Why fill them back in, you may ask? To leave them open would invite damage from plant growth, erosion, and curious passers by. We marked the base of our excavations and will spend the first few days of next season re-excavating what we must to continue. In the end, we gained some resolution on our Structure 1/2 excavations, including the exposure of a well-defined habitation surface. There does not appear to be a stair, though there is a series of low platform terraces, and an alignment of stones perpendicular to the transverse axis of the structure (and below the level of the habitation surface) may hint at an earlier phase of construction. Finally, we may have identified a buried architectural façade in Structure 10, though an organized stair still eludes us. We will return to both areas in 2019.

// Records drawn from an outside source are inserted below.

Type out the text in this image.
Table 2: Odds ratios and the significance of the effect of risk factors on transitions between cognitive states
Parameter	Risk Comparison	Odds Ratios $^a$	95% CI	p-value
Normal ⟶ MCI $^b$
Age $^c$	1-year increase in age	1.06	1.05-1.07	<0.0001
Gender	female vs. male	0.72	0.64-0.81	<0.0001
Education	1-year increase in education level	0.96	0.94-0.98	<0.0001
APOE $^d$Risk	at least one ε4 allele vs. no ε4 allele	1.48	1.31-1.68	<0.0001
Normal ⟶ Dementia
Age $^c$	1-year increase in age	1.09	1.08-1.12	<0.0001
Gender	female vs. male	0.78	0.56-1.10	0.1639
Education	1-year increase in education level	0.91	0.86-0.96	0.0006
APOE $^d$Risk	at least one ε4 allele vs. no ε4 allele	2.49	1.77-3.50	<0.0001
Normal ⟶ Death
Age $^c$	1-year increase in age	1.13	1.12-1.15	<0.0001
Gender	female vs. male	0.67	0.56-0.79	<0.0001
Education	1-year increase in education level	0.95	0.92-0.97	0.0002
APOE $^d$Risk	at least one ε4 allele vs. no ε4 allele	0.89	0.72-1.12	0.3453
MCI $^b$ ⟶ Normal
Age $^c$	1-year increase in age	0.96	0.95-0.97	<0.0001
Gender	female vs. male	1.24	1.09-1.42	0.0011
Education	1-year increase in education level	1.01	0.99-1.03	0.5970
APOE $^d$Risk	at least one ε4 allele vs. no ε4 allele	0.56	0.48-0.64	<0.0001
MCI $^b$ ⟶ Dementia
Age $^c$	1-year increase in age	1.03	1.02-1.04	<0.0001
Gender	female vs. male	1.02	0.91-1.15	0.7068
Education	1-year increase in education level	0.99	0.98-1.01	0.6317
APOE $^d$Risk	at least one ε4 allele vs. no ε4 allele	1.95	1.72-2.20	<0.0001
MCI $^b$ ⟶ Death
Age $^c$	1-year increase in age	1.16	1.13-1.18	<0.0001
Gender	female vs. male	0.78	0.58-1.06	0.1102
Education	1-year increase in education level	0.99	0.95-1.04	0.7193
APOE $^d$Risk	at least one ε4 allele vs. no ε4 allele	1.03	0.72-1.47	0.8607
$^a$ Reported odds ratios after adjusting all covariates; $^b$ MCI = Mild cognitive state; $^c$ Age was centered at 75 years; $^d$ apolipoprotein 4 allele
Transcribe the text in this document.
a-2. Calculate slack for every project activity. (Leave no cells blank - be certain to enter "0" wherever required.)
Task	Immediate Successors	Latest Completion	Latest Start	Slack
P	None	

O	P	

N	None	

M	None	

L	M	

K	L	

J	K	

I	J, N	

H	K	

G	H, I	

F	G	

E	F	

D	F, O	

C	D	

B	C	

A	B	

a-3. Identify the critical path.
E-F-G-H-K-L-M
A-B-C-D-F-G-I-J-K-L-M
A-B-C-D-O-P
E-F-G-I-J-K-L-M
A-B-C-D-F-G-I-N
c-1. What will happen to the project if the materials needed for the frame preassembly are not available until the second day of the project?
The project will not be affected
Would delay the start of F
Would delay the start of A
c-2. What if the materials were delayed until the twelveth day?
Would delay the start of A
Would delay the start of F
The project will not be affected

But digging and filling in holes is only part of the process. All season, we’ve been reporting on the general goings-ons of our lab work (cleaning, cataloguing, analysis, photography and drawing, experimental archaeology, etc.). This work continues after the digging is done, and indeed, accounts for more of our time. In addition to closing up shop in the field, Week 6 was spent finishing up our basic recording and preparing our preliminary report (a copy of all notes, drawings, photos, etc., along with a complete, if basic, catalogue of the material culture recovered are included). Our final task before leaving Maya Centre was to clean, pack and inventory all of our equipment until next time.
Our final week represented a significant departure from these activities, and was spent relaxing for a couple days in Hopkins, then on to San Ignacio, where we attended and presented papers at the annual Belize Archaeology Symposium. This is an extremely important part of the archaeological process and a serious responsibility. The BAS is the primary outlet through which members of the Belizean public, tour guides, and our fellow archaeologists keep abreast of the current work being done in Belize. Some papers deal with theoretical concerns. Others are focused on method. The majority are simply updates on our current knowledge of the archaeological record in Belize, filtered through the particular theme of the year (in this case, challenging dominant narratives in Central Belize). The conference is both informative and a ton of fun. If you happen to be in San Ignacio at the end of June and feel like a hit of archaeology, stop on by!
Alright, that’s about it. All that remains is to say thank you. To all of the students, staff, field crew, thank you. To the directors and administrators of the Institute of Archaeology, thank you. To our wonderful hosts at Nuuk Cheil, thank you. Signing off and finding a coffee.